Monday, July 9, 2018

Jim Rickards Describes Increased Global Interest in Blockchain and Gold instead of the Dollar



Alex Stanczyk interviews Jim Rickards in the June 2018 edition of Gold Chronicles.  Rickards’s thesis is that the dollar is going to collapse.  I agree, but while it is easy to know that this will happen, it is hard to know when—whether in three years or 35 years. 

I am accumulating gold gradually and plan to have about 20% of my portfolio in gold and silver, although I’m at about eight percent now.  I’m not totally convinced that the downturn in the gold price from the 2011 peak--due to monetary expansion and the Trump stock market bubble--is over.

Rickards says that gold production has flatlined.  We all know that the “peak” thesis was wrong for oil, and I have little reason to believe that it will be right for gold.  However, production is not a determinative factor in the long run. 

Rickards claims that there is a new axis of gold formed by secondary and tertiary powers who are looking a way out of the dollar system, and they will hasten the invention of an alternative monetary system that will include both blockchain technology [but not Bitcoin] and gold.  Incidentally, I have purchased a small amount of Overstock.com, which has become a blockchain incubator.

Stanczyk says that gold is migrating from the West to the East, especially from London to Switzerland and then to China and India.  Gold reserves held in emerging market central banks increased 91% from 2006 to 2017.  The Russian central bank has purchased over 600 tons of gold over the past four years.  The Keynesian claims that gold is a “barbaric metal,” defunct, and meaningless with respect to monetary policy, seems to have escaped central bankers around the world.

          “The dollar is still boss,” Rickards says, but “Russia buys [gold] like clockwork.” Still,  remember that the price of oil collapsed a couple of years ago [and gold can still do the same].  The oil collapse hurt Russia’s economy. In the 2014-2016 period,  Russian dollar reserves declined by 40% due to the fall in the price of oil, but Rickards points out that the Russians did not stop buying gold even during this difficult period.  It’s like you buy $100 a month in gold, but then you lose your job. Even then, you still buy the gold. That’s conviction.

China is less transparent than Russia, according to Rickards. China has purchased 600 to two thousand tons; Turkey has acquired gold; Iran has acquired gold; Kazakhstan has been acquiring gold. From 1999 to 2010 central banks sold gold. [They apparently sold into the gold bull market.] Since then, the central banks have been buying gold.  The last time the US sold gold was 1980, despite the scoffing of foundation-funded academics.

The big sellers after 1980 were the UK, Switzerland, and the IMF. Germany, France, and Italy never sold.  The central banks that were selling have stopped. Now, on net, banks are buying.  Miners are having difficulty finding new gold. “What’s going on is strategic,” says Rickards.

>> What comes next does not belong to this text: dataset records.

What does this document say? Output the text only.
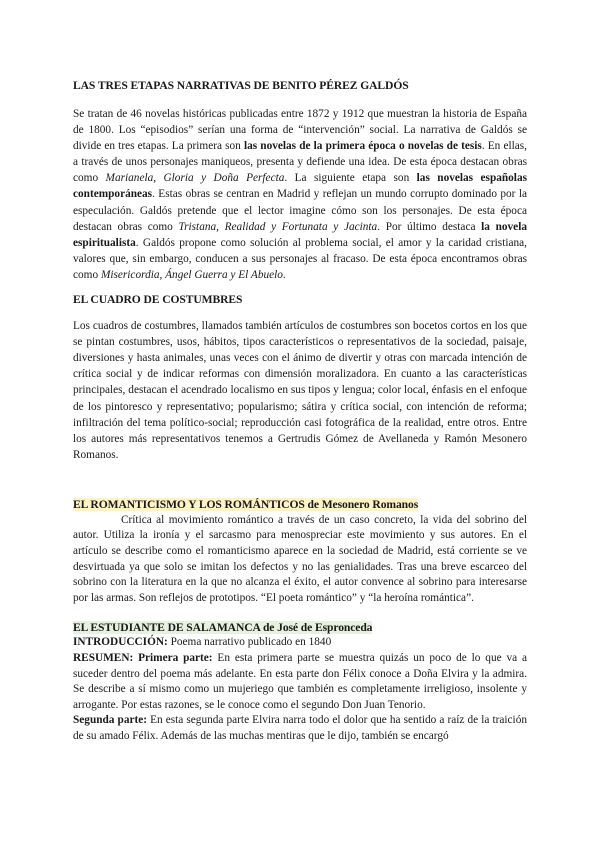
LAS TRES ETAPAS NARRATIVAS DE BENITO PÉREZ GALDÓS

Se tratan de 46 novelas históricas publicadas entre 1872 y 1912 que muestran la historia de España de 1800. Los “episodios” serían una forma de “intervención” social. La narrativa de Galdós se divide en tres etapas. La primera son las novelas de la primera época o novelas de tesis. En ellas, a través de unos personajes maniqueos, presenta y defiende una idea. De esta época destacan obras como Marianela, Gloria y Doña Perfecta. La siguiente etapa son las novelas españolas contemporáneas. Estas obras se centran en Madrid y reflejan un mundo corrupto dominado por la especulación. Galdós pretende que el lector imagine cómo son los personajes. De esta época destacan obras como Tristana, Realidad y Fortunata y Jacinta. Por último destaca la novela espiritualista. Galdós propone como solución al problema social, el amor y la caridad cristiana, valores que, sin embargo, conducen a sus personajes al fracaso. De esta época encontramos obras como Misericordia, Ángel Guerra y El Abuelo.

EL CUADRO DE COSTUMBRES

Los cuadros de costumbres, llamados también artículos de costumbres son bocetos cortos en los que se pintan costumbres, usos, hábitos, tipos característicos o representativos de la sociedad, paisaje, diversiones y hasta animales, unas veces con el ánimo de divertir y otras con marcada intención de crítica social y de indicar reformas con dimensión moralizadora. En cuanto a las características principales, destacan el acendrado localismo en sus tipos y lengua; color local, énfasis en el enfoque de los pintoresco y representativo; popularismo; sátira y crítica social, con intención de reforma; infiltración del tema político-social; reproducción casi fotográfica de la realidad, entre otros. Entre los autores más representativos tenemos a Gertrudis Gómez de Avellaneda y Ramón Mesonero Romanos.

EL ROMANTICISMO Y LOS ROMÁNTICOS de Mesonero Romanos

Crítica al movimiento romántico a través de un caso concreto, la vida del sobrino del autor. Utiliza la ironía y el sarcasmo para menospreciar este movimiento y sus autores. En el artículo se describe como el romanticismo aparece en la sociedad de Madrid, está corriente se ve desvirtuada ya que solo se imitan los defectos y no las genialidades. Tras una breve escarceo del sobrino con la literatura en la que no alcanza el éxito, el autor convence al sobrino para interesarse por las armas. Son reflejos de prototipos. “El poeta romántico” y “la heroína romántica”.

EL ESTUDIANTE DE SALAMANCA de José de Espronceda

INTRODUCCIÓN: Poema narrativo publicado en 1840

RESUMEN: Primera parte: En esta primera parte se muestra quizás un poco de lo que va a suceder dentro del poema más adelante. En esta parte don Félix conoce a Doña Elvira y la admira. Se describe a sí mismo como un mujeriego que también es completamente irreligioso, insolente y arrogante. Por estas razones, se le conoce como el segundo Don Juan Tenorio.

Segunda parte: En esta segunda parte Elvira narra todo el dolor que ha sentido a raíz de la traición de su amado Félix. Además de las muchas mentiras que le dijo, también se encargó
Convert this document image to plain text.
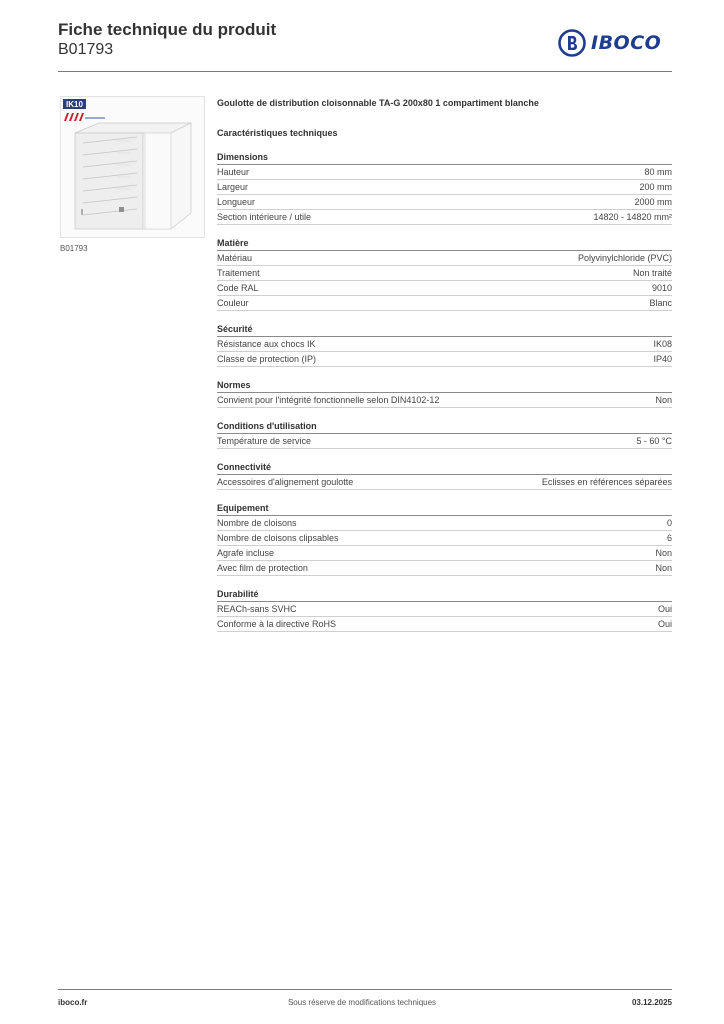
Fiche technique du produit
B01793	IBOCO
IK10
B01793
Goulotte de distribution cloisonnable TA-G 200x80 1 compartiment blanche
Caractéristiques techniques
Dimensions
Hauteur	80 mm
Largeur	200 mm
Longueur	2000 mm
Section intérieure / utile	14820 - 14820 mm²
Matière
Matériau	Polyvinylchloride (PVC)
Traitement	Non traité
Code RAL	9010
Couleur	Blanc
Sécurité
Résistance aux chocs IK	IK08
Classe de protection (IP)	IP40
Normes
Convient pour l'intégrité fonctionnelle selon DIN4102-12	Non
Conditions d'utilisation
Température de service	5 - 60 °C
Connectivité
Accessoires d'alignement goulotte	Eclisses en références séparées
Equipement
Nombre de cloisons	0
Nombre de cloisons clipsables	6
Agrafe incluse	Non
Avec film de protection	Non
Durabilité
REACh-sans SVHC	Oui
Conforme à la directive RoHS	Oui
iboco.fr	Sous réserve de modifications techniques	03.12.2025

The US dollar is currently more than 60% of global reserves, 80% of global payments, and 90% of oil payments.  The Establishment (Ben Bernanke, Tim Geithner, John Lipsky) sees continued dominance of the dollar.  Currently the US is in financial wars with Iran, Russia, North Korea, and possibly China. 

          The ubiquitous dollar enables the US to be effective at enforcing economic sanctions. The problem is that these countries, at the short end of US foreign policy and trade policy, are trying to get around the dollar system.  Russia, China, Iran, Turkey, Venezuela, and Brazil are looking for an alternative to the US dollar system.